Fortunately, the city of blues seemed a little more tolerant and at least catered to Blacks, but still I saw no mixed couples. Even when the old Black clerk at the Lorraine Motel arched a wiry eyebrow, River and I felt comfortable checking in together a couple blocks away from the others. Now that things between John and River had cooled off, some, including Tony, thought River and I were a couple. Still, I believed I could turn him straight. What did I know? Pretty much everyone left us alone.
In the lobby, I’d freaked out a little when the old clerk let on that Martin Luther King, Jr. was staying here. How cool would it be to run into him?
After dinner at a diner across the street, we settled into the room to rest up before getting ready for a ten o’clock show. River picked up the book and stretched back on the twin bed, one legcrossed over the other.

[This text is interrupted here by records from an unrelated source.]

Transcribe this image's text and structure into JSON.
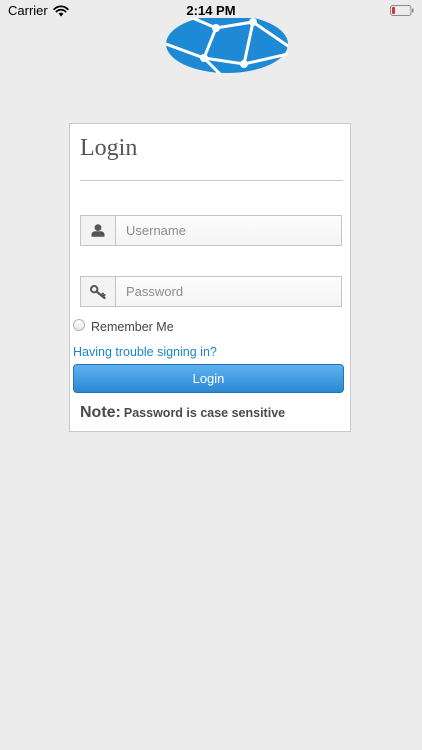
{
  "status_bar": {
    "carrier": "Carrier",
    "time": "2:14 PM",
    "battery_color": "#e0302a"
  },
  "logo": {
    "icon": "globe-network-icon",
    "color": "#1e8ad6"
  },
  "login": {
    "title": "Login",
    "username": {
      "icon": "user-icon",
      "placeholder": "Username",
      "value": ""
    },
    "password": {
      "icon": "key-icon",
      "placeholder": "Password",
      "value": ""
    },
    "remember_label": "Remember Me",
    "remember_checked": false,
    "trouble_link": "Having trouble signing in?",
    "button_label": "Login",
    "note_label": "Note:",
    "note_text": "Password is case sensitive"
  },
  "colors": {
    "background": "#ececec",
    "link": "#1a86c7",
    "button": "#2a88d4"
  }
}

I carried the phone with its long extension cord to the bathroom and called home.
“Hey, where are you, anyway?” Maggie asked.
“Memphis.”
“It sounds like you’re peeing.”
“I am.” I laughed. “In a Memphis hotel bathroom.”
“Gross, but I guess I’d rather be in a Memphis bathroom than this dump.”
“Maggie, this place is not exactly a palace. Can I talk to Mom?” I thought I heard Mom in the background.
“She’s not home,” Maggie said.
I didn’t believe her but didn’t want to press her. Let Mom stay mad at me. “Well, gotta go. Say hi to everyone for me.” I hung up the phone, put it back on the nightstand, and plopped onto my bed.